The study of soil erosion mainly focuses on surface runoff experiment (Cerdan et al., 2010). Rainfall runoff occurs when the soil is saturated and rainfall rate exceeding infiltration rate. Erosion takes place when the raindrops break the bond between soil particles and displace them and surface flow carries displaced sediment.

To develop a soil erosion protection method, mulching has been successfully applied to reduce soil and water losses in different contexts, such as agricultural lands, fire-affected areas, rangelands and anthropic sites (Massimo et al., 2016). Mulching is referred to as the agronomic practice of leaving mulch on the soil surface for soil and water conservation and to favour plant growth (Jordán et al., 2010).
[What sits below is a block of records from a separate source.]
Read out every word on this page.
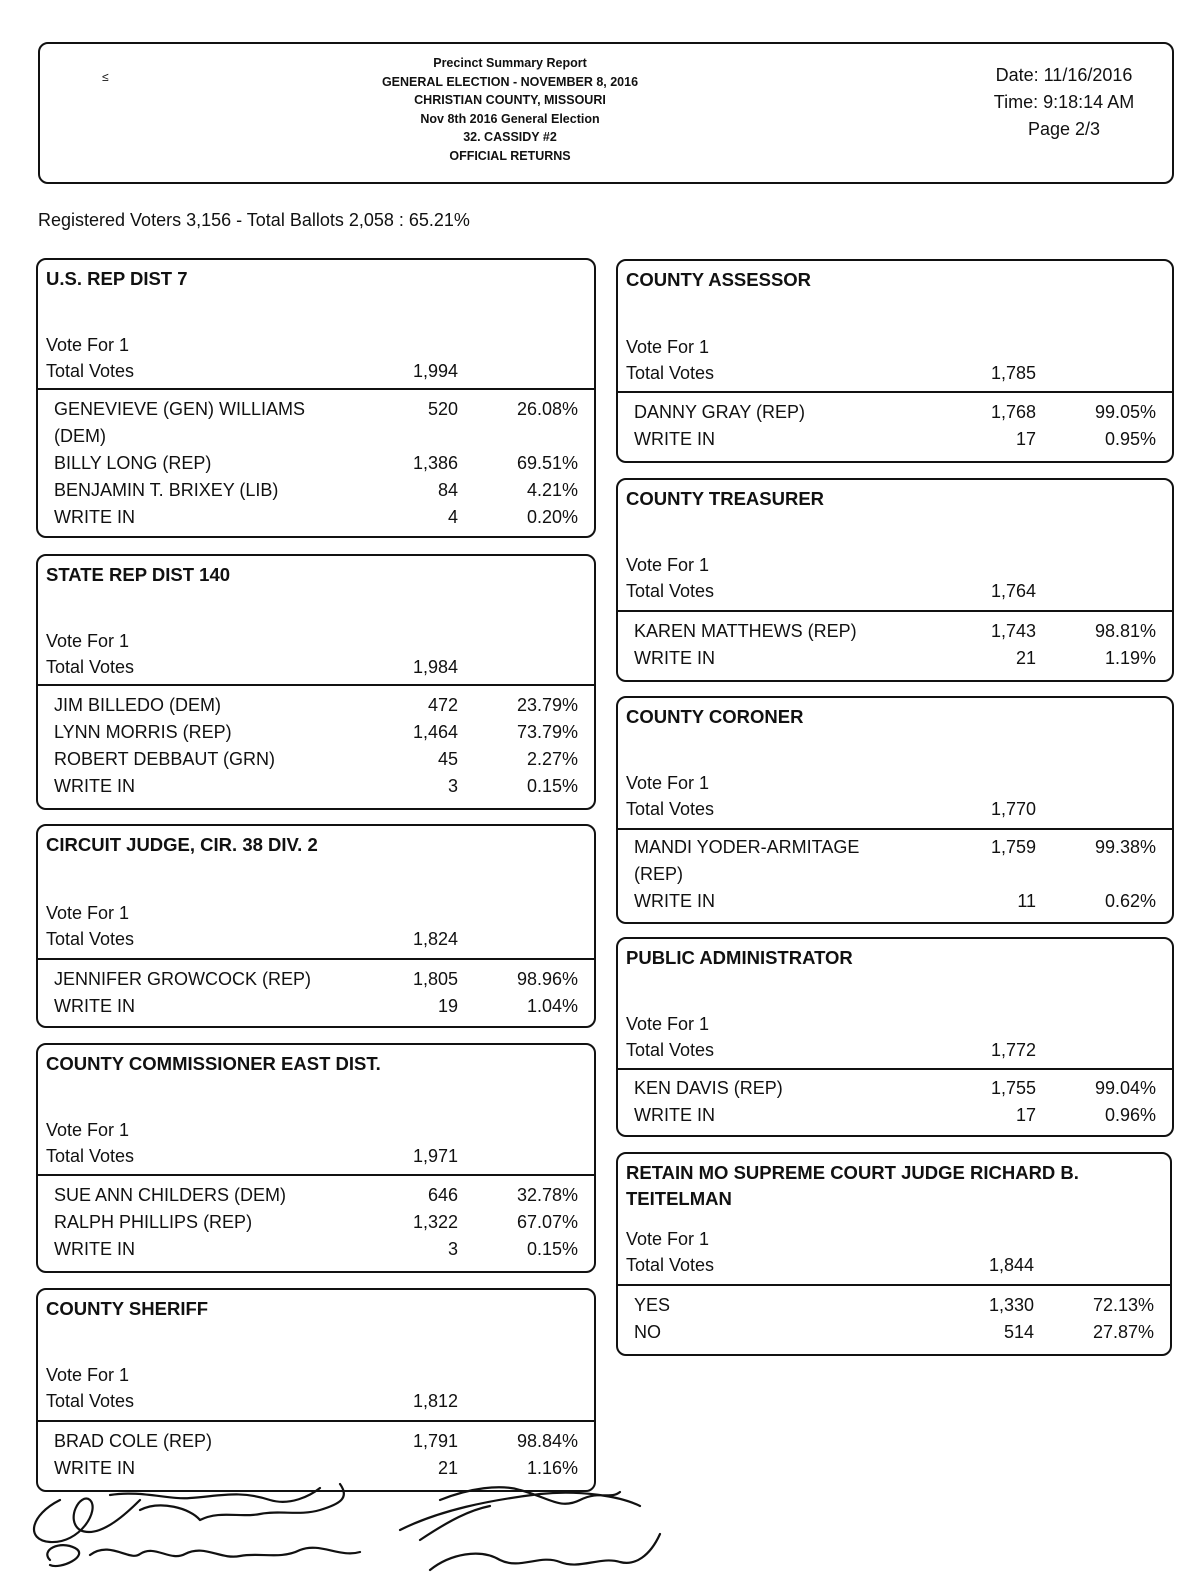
≤
Precinct Summary Report
GENERAL ELECTION - NOVEMBER 8, 2016
CHRISTIAN COUNTY, MISSOURI
Nov 8th 2016 General Election
32. CASSIDY #2
OFFICIAL RETURNS
Date: 11/16/2016
Time: 9:18:14 AM
Page 2/3
Registered Voters 3,156 - Total Ballots 2,058 : 65.21%
U.S. REP DIST 7
Vote For 1
Total Votes	1,994
GENEVIEVE (GEN) WILLIAMS (DEM)
520	26.08%
BILLY LONG (REP)	1,386	69.51%
BENJAMIN T. BRIXEY (LIB)	84	4.21%
WRITE IN	4	0.20%
STATE REP DIST 140
Vote For 1
Total Votes	1,984
JIM BILLEDO (DEM)	472	23.79%
LYNN MORRIS (REP)	1,464	73.79%
ROBERT DEBBAUT (GRN)	45	2.27%
WRITE IN	3	0.15%
CIRCUIT JUDGE, CIR. 38 DIV. 2
Vote For 1
Total Votes	1,824
JENNIFER GROWCOCK (REP)	1,805	98.96%
WRITE IN	19	1.04%
COUNTY COMMISSIONER EAST DIST.
Vote For 1
Total Votes	1,971
SUE ANN CHILDERS (DEM)	646	32.78%
RALPH PHILLIPS (REP)	1,322	67.07%
WRITE IN	3	0.15%
COUNTY SHERIFF
Vote For 1
Total Votes	1,812
BRAD COLE (REP)	1,791	98.84%
WRITE IN	21	1.16%
COUNTY ASSESSOR
Vote For 1
Total Votes	1,785
DANNY GRAY (REP)	1,768	99.05%
WRITE IN	17	0.95%
COUNTY TREASURER
Vote For 1
Total Votes	1,764
KAREN MATTHEWS (REP)	1,743	98.81%
WRITE IN	21	1.19%
COUNTY CORONER
Vote For 1
Total Votes	1,770
MANDI YODER-ARMITAGE (REP)
1,759	99.38%
WRITE IN	11	0.62%
PUBLIC ADMINISTRATOR
Vote For 1
Total Votes	1,772
KEN DAVIS (REP)	1,755	99.04%
WRITE IN	17	0.96%
RETAIN MO SUPREME COURT JUDGE RICHARD B. TEITELMAN
Vote For 1
Total Votes	1,844
YES	1,330	72.13%
NO	514	27.87%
The main objectives of this research were to: 1) Investigate the mechanisms of runoff, sediment discharge and infiltration using rainfall simulators.

2) Investigate
runoff, sediment discharge and infiltration in Phusawan watershed in Phetchburi Province in Thailand. 3) Determine the surface flow and permeability characteristics of mulching boards by rainfall simulation and 4) Evaluate the effectiveness of mulching boards in erosion control.

Literature reviews
Soil erosion consists of four main steps. As rainfall occurs, the rain drops onto the soil surface and makes first contact with the soil. The detachment process takes place when soil particles disengage as the rain touches down on the soil. Afterwards, the soil particles are transported by rolling, splashing, or dragging and translocate to another place. Finally, the soil particle is deposited at some other place at a lower elevation (Zafirah et al., 2017).The main types of soil erosion caused by nature are from water and wind. Water erosion is the result from the removal of soil by flowing water. The soil particles are detached and transported by rainfall, runoff, melting snow or ice, and irrigation (Gilley, 2005).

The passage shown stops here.